PeterZ wrote:Yes and no, Don. The Writ still enshrines the Safeholdians' personal and primary responsibility to God. In this Safeholdians have failed. Charis absolving other nations of their responsibility is wrong. Treating all those nations that ignored God's commands as if they bore no responsibility because the human agents in the CoGA said to is very much absolving those other realms of their responsibility.
If the CoC is to survive a post jihad Safehold, then it must establish the Safeholdian's individual responsibility to God and the Safeholdian nation's primary responsibility to God. To do that they must take such a responsibility seriously, including holding violators of that responsibility to account.

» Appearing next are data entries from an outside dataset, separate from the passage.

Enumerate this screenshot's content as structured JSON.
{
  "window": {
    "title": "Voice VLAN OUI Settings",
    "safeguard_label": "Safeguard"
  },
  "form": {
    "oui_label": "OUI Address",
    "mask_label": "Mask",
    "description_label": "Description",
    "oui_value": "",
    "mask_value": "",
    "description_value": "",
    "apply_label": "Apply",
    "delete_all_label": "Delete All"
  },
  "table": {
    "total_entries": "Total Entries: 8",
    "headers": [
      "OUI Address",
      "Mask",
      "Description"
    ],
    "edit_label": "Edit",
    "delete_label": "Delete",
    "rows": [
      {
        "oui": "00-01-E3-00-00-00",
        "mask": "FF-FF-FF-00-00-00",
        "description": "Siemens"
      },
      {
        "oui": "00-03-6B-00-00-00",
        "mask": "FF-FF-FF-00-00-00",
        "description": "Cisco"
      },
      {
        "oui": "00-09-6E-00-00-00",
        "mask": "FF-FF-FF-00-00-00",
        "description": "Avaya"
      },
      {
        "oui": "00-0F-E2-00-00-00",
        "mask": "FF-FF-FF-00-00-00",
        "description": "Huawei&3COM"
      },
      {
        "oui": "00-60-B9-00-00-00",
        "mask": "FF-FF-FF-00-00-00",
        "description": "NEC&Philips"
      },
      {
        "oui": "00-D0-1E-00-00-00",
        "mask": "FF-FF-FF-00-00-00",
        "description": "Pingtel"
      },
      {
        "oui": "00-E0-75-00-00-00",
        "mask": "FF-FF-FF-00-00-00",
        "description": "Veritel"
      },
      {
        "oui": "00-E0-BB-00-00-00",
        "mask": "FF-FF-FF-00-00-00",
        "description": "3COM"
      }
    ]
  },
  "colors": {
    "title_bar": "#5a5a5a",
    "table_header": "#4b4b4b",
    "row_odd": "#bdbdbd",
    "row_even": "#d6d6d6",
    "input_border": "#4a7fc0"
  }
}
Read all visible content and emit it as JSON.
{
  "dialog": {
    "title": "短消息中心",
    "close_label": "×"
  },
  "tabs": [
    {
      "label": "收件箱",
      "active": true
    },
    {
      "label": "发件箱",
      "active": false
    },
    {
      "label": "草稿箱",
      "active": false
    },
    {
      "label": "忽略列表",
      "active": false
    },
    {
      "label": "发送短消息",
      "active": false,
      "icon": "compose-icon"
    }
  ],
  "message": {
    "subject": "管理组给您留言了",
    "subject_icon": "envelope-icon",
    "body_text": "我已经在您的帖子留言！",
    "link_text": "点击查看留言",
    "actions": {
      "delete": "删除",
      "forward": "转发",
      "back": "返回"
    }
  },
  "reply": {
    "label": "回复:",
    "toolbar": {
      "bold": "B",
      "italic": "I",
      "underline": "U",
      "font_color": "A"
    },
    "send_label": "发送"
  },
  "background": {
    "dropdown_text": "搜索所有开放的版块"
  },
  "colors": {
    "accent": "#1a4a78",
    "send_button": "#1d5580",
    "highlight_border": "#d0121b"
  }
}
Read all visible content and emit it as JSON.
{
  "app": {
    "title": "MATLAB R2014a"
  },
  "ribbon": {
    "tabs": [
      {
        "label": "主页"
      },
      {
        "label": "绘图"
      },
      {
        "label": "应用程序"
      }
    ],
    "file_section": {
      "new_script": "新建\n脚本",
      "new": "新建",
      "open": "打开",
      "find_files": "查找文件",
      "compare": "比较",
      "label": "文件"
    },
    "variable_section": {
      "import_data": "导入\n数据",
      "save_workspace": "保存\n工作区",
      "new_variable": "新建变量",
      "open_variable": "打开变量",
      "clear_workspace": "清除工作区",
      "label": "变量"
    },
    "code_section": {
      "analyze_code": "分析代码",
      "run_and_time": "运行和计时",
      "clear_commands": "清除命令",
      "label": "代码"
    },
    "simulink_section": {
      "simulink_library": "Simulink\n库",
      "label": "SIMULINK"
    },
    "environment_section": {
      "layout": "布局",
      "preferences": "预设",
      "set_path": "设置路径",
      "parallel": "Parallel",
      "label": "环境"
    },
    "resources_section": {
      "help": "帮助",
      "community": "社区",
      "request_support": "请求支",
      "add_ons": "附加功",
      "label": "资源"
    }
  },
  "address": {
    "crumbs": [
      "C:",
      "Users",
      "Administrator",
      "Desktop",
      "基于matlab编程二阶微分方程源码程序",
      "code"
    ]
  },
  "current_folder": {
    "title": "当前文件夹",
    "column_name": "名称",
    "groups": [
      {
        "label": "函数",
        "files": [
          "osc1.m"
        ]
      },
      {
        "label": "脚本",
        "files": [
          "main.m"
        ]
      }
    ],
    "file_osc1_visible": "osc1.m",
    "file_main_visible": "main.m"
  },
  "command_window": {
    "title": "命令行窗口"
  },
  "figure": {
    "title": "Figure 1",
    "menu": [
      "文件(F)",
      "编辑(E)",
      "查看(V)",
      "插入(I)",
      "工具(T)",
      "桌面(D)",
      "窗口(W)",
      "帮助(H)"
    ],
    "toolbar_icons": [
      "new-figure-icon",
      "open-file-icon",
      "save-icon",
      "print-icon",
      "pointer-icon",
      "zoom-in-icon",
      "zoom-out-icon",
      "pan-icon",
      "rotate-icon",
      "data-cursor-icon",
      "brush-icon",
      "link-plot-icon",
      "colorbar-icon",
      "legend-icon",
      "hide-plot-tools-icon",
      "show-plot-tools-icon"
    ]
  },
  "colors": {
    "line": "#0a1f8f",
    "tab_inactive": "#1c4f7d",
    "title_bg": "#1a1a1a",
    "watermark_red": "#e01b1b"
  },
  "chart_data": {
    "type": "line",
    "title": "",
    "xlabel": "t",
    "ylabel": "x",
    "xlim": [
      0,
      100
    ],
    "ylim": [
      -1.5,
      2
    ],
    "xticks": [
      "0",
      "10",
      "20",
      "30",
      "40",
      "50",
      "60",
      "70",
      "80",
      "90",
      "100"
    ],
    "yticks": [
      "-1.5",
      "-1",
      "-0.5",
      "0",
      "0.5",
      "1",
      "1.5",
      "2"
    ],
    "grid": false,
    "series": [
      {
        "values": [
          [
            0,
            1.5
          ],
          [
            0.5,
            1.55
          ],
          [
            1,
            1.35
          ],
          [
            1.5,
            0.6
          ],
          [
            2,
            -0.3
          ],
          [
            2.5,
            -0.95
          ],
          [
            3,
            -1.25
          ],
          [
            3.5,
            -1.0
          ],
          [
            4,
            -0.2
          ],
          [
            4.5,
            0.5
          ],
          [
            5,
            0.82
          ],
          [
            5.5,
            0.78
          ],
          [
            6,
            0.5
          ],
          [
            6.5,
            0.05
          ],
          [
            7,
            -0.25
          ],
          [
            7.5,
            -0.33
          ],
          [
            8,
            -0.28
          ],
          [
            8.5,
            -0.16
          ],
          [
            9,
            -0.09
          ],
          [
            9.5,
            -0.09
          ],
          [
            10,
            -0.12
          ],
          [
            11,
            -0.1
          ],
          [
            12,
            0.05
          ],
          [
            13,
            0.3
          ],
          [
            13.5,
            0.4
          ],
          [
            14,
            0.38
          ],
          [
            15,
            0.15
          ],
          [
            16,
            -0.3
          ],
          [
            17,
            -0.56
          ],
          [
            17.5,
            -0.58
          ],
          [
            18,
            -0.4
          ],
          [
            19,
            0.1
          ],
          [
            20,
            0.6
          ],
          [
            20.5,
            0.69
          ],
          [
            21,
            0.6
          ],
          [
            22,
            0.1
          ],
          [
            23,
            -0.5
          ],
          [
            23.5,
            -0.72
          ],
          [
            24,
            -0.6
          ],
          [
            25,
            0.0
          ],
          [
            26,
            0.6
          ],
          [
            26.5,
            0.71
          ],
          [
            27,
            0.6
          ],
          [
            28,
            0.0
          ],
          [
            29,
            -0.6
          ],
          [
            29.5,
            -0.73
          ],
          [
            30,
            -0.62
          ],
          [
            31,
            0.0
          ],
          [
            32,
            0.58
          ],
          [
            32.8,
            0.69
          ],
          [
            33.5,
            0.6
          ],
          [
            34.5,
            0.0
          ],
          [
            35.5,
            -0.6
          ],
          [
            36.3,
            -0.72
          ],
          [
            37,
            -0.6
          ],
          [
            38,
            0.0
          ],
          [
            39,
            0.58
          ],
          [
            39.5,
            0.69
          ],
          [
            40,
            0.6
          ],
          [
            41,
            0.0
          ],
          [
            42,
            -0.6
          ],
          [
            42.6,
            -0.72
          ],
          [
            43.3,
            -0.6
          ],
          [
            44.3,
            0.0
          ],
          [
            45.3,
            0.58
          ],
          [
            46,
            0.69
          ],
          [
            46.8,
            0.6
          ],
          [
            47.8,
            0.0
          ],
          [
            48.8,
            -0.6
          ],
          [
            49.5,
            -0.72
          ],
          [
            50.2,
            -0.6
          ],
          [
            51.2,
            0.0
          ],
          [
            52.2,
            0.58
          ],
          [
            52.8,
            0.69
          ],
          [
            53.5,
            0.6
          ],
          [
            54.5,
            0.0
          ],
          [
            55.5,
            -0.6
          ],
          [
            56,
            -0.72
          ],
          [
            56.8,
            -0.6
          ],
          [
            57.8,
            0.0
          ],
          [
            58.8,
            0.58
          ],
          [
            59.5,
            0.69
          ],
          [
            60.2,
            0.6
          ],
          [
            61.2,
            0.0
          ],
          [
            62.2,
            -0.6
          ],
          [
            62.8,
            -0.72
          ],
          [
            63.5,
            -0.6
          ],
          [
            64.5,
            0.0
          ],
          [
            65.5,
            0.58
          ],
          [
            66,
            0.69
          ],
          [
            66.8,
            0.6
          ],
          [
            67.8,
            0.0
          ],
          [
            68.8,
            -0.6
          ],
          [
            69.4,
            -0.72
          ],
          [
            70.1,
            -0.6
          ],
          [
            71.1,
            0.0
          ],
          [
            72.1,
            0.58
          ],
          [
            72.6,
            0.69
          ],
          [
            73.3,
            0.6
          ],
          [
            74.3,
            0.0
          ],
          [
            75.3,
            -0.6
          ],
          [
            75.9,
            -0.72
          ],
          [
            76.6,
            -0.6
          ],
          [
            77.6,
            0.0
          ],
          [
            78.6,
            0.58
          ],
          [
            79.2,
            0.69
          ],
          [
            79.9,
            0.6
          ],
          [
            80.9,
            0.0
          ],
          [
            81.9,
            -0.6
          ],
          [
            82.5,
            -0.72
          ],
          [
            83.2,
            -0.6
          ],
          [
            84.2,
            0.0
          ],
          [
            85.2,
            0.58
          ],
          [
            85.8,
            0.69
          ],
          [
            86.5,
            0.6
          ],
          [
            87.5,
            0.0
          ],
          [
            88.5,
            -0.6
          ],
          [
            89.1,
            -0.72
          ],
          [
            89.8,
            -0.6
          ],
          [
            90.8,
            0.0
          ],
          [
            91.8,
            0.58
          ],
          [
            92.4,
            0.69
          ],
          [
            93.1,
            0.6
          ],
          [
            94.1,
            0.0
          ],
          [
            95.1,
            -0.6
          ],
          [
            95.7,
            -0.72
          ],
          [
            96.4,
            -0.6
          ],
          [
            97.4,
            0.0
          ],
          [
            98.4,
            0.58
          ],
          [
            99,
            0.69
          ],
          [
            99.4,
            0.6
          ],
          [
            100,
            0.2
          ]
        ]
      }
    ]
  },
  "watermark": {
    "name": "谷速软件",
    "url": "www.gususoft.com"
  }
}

I agree that just punishment must be meted out. Setting a purely financial punishment means that the lives that were treated like so much refuse could be replaced with money. They cannot. Some sort of pain or loss must be extracted. Destroying some part of the city will do it. Extracting an island to build and ICN outpost to ensure other POWs would fare better would also do it. A purely monetary payoff would be a crass gesture to the surviving families. Money and some other sacrifice would not.
Hi Peter,
You sound like a protestant!! The COGA sounds a bit more Catholic where the priest provides the interpretation of the Writ. Unfortunately in the case of Safehold, it would appear that the Writ says what the COGA says it does. Private readings are not welcome. Might sound like that heretic Michael Staynair...
So let's try the question a bit differently. Given the commitment of the Dohlarans to the authority of the COGA at the time the decision was made and the presence of the inquisition, was there anyone in Dohlar who could have stopped the transfer of the prisoners to Zion once Clyntahn demanded it? Thirsk apparently protested, but all going further would have accomplished would be to get Thirsk sent to Zion along with the prisoners...perhaps even with his family.
I am not trying to predict how the book will go here, rather am trying to come to grips with the moral issue of responsibility. I repeat my assertion here. Responsibility must fall on those who are actually guilty of either doing something or failing to do something that they could
have done to prevent harm.
I frankly had the same difficulty with what happened in Delferak. Given the presumption that what the church says goes, it is hard to see how what happened there could have been stopped. Hanging the inquisitors responsible for the crime was justice. But burning out people's homes within a two mile limit? I suppose you could call it retribution, but it was retribution visited on a whole bunch of folk who were innocent of the deed and could have done nothing about it even if they had known about it in advance.
So once the inquisition was involved, in your own mind, what would be a scenario in which the transfer of prisoners to Zion could have been stopped? I don't see it.